Michel Autran, 2019 Update
Of all the newcomers to Vouvray who have appeared alongside Vincent Carême in recent years, perhaps one of the most interesting and certainly one of the most determined is Michel Autran (pictured). His wines have a classically reserved and upright style, taut and acid bright, strict and correct, without unnecessary frills and fripperies. If you know the appellation well, think old-school Philippe Foreau more than modern-day Domaine Huet.

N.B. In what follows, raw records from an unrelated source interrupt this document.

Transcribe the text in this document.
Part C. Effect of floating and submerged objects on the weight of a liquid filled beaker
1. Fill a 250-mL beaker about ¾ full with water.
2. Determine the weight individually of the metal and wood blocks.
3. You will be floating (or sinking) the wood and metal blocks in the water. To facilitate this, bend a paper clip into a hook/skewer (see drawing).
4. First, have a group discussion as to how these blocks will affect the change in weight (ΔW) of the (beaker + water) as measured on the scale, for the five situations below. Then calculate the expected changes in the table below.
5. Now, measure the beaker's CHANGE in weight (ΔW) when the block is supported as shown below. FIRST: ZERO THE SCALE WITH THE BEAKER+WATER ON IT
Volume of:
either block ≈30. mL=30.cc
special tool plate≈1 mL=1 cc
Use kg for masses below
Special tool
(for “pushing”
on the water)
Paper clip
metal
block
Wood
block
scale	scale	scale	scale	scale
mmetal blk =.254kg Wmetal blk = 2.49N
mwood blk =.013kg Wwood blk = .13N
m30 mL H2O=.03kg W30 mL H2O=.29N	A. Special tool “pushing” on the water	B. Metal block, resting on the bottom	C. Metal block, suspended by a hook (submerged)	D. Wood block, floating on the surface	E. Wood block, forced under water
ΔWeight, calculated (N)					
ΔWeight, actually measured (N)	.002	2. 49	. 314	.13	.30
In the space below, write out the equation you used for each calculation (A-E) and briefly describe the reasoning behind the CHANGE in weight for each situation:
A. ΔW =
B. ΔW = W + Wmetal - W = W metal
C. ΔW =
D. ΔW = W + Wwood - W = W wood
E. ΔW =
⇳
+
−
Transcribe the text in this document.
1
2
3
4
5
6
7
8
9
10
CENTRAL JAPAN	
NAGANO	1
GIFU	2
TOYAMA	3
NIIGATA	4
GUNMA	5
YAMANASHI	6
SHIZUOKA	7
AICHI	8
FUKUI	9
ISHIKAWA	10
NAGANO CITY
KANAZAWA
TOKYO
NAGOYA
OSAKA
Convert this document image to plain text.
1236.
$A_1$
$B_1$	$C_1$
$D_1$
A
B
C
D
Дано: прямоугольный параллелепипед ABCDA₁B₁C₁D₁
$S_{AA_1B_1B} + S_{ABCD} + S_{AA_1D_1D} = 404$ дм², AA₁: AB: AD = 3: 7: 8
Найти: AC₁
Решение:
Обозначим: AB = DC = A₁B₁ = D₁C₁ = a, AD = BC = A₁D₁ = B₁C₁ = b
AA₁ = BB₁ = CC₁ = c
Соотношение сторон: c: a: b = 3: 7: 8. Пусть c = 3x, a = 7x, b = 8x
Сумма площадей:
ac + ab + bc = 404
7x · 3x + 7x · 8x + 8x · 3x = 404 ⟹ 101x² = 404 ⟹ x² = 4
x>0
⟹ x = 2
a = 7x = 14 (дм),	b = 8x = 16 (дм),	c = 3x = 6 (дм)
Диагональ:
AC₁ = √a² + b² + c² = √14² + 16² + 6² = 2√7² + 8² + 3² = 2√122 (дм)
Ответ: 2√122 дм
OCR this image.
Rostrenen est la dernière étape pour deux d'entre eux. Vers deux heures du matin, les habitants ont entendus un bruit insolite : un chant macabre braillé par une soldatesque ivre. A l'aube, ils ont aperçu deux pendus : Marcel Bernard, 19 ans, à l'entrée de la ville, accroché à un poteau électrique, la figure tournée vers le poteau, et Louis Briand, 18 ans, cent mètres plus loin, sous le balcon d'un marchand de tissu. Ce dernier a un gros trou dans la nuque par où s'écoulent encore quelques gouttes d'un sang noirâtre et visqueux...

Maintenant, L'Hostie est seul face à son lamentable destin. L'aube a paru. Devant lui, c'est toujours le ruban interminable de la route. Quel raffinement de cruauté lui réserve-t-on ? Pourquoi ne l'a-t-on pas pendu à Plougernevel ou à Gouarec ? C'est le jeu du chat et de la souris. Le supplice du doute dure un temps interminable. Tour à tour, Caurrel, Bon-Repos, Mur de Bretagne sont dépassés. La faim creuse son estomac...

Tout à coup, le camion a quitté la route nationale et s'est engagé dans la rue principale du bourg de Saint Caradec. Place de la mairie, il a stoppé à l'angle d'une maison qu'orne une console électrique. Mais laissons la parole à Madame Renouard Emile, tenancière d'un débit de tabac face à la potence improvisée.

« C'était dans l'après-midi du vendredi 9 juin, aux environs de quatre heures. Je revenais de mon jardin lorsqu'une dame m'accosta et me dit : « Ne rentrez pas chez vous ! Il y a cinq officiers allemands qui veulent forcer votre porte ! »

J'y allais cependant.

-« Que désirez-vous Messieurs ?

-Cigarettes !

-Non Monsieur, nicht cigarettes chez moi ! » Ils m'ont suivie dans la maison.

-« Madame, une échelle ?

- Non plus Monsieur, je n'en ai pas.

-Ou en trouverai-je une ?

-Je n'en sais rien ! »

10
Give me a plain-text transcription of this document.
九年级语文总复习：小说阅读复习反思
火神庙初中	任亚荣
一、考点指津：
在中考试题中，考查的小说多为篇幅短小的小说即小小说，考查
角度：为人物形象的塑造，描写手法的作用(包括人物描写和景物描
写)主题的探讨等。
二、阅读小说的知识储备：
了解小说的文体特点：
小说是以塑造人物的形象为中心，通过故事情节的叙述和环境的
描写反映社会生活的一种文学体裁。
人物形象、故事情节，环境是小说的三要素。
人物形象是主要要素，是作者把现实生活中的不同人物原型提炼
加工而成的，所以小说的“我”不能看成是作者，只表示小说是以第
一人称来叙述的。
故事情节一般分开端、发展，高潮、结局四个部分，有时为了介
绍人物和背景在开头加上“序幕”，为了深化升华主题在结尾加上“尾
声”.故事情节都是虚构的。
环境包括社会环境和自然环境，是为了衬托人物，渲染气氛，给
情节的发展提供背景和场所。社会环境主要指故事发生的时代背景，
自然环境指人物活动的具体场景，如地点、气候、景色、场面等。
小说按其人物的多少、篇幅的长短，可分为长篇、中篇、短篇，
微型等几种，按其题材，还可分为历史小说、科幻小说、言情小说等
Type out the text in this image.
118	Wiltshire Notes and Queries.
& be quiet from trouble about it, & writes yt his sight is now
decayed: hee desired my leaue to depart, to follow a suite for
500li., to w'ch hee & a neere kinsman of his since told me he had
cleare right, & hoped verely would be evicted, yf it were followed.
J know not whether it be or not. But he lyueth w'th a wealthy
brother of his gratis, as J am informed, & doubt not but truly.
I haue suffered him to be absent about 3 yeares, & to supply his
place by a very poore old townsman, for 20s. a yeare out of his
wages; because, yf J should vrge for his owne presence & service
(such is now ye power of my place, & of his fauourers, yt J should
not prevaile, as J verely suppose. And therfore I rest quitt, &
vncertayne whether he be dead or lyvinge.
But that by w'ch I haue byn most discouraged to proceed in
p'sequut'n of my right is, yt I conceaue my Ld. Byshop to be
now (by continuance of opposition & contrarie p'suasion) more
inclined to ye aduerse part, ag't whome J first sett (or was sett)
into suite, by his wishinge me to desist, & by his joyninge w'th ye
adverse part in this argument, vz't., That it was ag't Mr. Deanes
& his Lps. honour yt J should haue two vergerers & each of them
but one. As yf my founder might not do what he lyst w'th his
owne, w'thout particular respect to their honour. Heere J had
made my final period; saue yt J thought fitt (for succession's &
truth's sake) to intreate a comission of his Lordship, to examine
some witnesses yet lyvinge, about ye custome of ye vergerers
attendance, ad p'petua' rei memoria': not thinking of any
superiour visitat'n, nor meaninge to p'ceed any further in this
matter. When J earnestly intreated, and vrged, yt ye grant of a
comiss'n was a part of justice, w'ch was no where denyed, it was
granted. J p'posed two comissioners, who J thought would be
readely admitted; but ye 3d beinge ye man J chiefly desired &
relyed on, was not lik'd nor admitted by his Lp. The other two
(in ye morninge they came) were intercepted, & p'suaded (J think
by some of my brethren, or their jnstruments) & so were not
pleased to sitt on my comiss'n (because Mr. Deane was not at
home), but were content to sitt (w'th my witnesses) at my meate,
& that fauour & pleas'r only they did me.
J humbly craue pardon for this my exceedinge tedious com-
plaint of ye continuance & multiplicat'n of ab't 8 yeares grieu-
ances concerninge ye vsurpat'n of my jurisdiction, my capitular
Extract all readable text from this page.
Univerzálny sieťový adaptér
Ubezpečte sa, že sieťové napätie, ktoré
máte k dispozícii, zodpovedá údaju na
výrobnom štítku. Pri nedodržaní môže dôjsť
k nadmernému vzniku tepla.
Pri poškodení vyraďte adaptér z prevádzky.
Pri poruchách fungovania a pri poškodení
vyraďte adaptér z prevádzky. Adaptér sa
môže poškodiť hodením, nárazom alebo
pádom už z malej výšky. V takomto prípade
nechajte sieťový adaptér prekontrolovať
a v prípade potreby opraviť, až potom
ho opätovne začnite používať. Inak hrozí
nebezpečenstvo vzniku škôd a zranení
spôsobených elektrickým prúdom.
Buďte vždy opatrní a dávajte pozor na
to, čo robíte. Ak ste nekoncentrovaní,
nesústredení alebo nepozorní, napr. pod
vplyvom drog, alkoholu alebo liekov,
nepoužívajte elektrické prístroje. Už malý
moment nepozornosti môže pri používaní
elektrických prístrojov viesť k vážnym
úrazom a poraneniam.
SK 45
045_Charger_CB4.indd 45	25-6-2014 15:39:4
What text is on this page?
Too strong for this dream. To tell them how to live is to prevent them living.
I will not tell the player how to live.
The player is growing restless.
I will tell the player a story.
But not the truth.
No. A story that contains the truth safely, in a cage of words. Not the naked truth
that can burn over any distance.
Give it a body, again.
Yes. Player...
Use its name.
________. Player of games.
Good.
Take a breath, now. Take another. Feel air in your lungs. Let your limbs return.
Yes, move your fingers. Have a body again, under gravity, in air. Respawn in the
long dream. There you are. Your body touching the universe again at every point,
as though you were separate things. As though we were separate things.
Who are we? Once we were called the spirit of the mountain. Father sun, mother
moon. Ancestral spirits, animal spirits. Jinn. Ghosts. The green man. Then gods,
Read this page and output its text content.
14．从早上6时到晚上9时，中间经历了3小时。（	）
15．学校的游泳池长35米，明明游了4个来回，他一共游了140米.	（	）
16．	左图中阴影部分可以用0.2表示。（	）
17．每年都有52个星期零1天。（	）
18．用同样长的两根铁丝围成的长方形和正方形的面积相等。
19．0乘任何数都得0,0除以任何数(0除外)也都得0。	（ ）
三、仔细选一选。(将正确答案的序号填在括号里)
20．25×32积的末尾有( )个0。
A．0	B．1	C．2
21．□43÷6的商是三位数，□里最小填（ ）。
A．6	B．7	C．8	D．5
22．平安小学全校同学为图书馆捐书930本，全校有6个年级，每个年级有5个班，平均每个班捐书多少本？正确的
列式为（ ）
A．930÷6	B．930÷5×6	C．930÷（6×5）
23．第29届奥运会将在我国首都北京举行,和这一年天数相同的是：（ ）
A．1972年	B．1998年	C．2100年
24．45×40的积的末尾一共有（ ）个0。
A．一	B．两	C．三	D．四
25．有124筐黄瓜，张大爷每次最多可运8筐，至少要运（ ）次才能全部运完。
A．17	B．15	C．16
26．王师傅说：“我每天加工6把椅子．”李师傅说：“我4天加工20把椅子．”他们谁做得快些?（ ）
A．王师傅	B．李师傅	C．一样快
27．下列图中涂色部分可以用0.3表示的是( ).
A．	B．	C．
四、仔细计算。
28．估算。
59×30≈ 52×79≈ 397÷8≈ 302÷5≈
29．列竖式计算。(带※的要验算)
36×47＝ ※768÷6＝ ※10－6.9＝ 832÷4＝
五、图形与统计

On this most recent encounter I was fortunate enough to be able to taste both of Michel’s principle cuvées, in the 2017 and the 2016 vintages, an unusually comprehensive display for Michel who often shows just a couple of wines. In addition, he followed up with both his sparkling wines, one Vouvray, one Vin de France.
The Wines
The four still wines tasted were very convincing, showing the very typical Autran classicism, but set against a more textured backdrop than I am used to finding here. As far as the 2017 vintage goes, the simple youth of the wines may contribute to this feeling somewhat, as I find very young Chenin always carries a touch more fruit and texture than you find after bottling. Even so, this vintage is now almost at the end of its élevage chez Autran, and at the time of tasting was soon to be bottled. And no such excuses can be made for the 2016 vintage. These wines definitely have a little more substance and cushion to the structure, and I welcome this slight shift in style. Le Ciel Rouge is undoubtedly the superior cuvée to my palate; in the 2016 vintage Le Ciel Rouge was more to my liking than Les Enfers Tranquilles. The brut de cuve samples from the 2017 vintage followed the same pattern, although the difference was (accepting that these are ranged scores at this stage) perhaps a little tighter.